Top working is a term that refers to grafting a new variety onto an existing tree. In a sense, you are working on establishing a new “top” for the tree. It can save a few years in establishing a new variety and lots of dollars. “Top working” makes sense if you are happy with orchard layout, irrigation tree spacing, and if the new variety is compatible with the existing root stock.
Nurse limbs are designed to allow the tree to funnel energy to the new shoots that have been grafted onto the top of the “stump.” It works well because the “nurse” limbs are lower and the tree begins to put energy into building a new top. In the following spring we come back through and select the best of the grafts and cut off the “nurse” limbs.
Grafting is the process where one variety is grafted into or onto another tree.

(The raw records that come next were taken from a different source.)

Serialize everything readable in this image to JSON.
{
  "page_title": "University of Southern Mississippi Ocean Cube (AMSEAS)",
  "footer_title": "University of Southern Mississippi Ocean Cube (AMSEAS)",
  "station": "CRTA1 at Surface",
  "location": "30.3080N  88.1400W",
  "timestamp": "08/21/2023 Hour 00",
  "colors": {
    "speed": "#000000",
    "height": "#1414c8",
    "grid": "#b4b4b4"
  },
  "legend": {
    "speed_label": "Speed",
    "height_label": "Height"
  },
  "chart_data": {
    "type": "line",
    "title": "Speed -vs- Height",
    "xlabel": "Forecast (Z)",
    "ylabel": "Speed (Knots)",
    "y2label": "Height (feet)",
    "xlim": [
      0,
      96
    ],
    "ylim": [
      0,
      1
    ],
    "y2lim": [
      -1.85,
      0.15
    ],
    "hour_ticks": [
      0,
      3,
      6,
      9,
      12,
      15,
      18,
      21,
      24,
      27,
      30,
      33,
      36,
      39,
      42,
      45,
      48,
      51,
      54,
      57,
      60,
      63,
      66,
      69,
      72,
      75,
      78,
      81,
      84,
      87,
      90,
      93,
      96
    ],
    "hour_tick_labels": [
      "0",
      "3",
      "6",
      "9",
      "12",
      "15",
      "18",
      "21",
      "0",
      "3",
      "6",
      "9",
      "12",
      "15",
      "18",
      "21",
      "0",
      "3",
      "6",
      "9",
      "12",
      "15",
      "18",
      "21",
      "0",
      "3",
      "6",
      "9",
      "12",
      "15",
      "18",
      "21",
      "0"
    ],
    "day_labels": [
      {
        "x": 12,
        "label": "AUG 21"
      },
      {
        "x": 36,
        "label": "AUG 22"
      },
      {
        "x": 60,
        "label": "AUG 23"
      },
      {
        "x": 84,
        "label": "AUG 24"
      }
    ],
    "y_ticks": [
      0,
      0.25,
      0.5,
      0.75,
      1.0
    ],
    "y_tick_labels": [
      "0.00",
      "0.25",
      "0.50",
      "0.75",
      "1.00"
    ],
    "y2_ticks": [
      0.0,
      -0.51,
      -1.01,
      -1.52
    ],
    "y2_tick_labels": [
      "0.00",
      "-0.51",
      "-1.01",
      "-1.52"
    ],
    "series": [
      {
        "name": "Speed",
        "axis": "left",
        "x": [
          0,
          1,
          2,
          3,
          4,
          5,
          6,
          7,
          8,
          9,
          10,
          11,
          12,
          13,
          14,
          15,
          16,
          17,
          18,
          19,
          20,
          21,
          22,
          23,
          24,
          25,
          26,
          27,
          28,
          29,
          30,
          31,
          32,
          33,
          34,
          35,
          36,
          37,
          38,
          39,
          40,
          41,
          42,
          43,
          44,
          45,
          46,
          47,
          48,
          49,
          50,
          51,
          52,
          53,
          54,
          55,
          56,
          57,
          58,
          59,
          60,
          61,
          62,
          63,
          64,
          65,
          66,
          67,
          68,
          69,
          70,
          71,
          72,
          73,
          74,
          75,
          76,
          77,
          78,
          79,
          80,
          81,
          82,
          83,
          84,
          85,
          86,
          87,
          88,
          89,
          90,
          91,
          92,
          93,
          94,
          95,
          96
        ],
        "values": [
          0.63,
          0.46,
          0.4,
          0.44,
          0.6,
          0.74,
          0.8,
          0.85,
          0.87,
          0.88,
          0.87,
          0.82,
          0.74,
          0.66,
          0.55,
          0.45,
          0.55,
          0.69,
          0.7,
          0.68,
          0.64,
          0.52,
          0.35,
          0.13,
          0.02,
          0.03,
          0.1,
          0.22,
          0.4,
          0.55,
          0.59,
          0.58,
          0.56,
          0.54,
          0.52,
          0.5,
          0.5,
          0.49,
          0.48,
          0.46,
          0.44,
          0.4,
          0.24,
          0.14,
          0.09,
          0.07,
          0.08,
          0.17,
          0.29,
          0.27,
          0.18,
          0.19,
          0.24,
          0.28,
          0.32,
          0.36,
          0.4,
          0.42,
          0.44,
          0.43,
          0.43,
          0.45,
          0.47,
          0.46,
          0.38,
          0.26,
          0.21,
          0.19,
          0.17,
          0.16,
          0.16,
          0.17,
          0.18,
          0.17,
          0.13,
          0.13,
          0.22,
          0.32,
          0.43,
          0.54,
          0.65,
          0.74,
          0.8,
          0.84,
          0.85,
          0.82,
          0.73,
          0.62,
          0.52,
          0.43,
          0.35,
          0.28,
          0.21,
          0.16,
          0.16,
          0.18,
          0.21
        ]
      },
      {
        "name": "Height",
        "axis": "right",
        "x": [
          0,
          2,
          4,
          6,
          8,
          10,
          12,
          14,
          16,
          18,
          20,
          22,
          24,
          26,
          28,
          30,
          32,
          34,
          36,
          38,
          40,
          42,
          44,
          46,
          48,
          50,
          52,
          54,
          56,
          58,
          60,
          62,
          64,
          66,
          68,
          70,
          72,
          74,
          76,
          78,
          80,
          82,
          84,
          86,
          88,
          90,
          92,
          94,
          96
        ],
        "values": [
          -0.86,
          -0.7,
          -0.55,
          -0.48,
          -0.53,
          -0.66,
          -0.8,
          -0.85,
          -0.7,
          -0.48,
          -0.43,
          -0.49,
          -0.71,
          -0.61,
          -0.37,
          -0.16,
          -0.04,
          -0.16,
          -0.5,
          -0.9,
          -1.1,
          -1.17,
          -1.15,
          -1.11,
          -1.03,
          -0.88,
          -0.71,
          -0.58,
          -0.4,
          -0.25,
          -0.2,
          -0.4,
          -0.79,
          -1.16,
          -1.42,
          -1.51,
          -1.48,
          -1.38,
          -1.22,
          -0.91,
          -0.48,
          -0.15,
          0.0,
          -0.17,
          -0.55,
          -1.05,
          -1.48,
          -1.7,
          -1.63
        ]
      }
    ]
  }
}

As mentioned earlier, it can really speed up the process of getting back into fruit production by 2-3 years. It is a relatively straitforward process, but you need to be ready to do it when the weather is right, towards the end of April. You also have to gather the scion wood in the dead of winter and store it at near freezing to keep it dormant.
Scion wood is the wood that is grafted onto the existing tree. We typically use a 4-6 inch piece of wood with 3-4 good buds (buds become the future branches). Amazingly, as the main tree adopts the grafts, they will grow 2-4 feet over the summer. And now we are selecting the best “grafts” from last year to grow the new tree.
If all things go as planned, we should see a small crop next year of Conference pears and a larger crop of Buerre Bosc pears in two years from the “top worked” trees this year.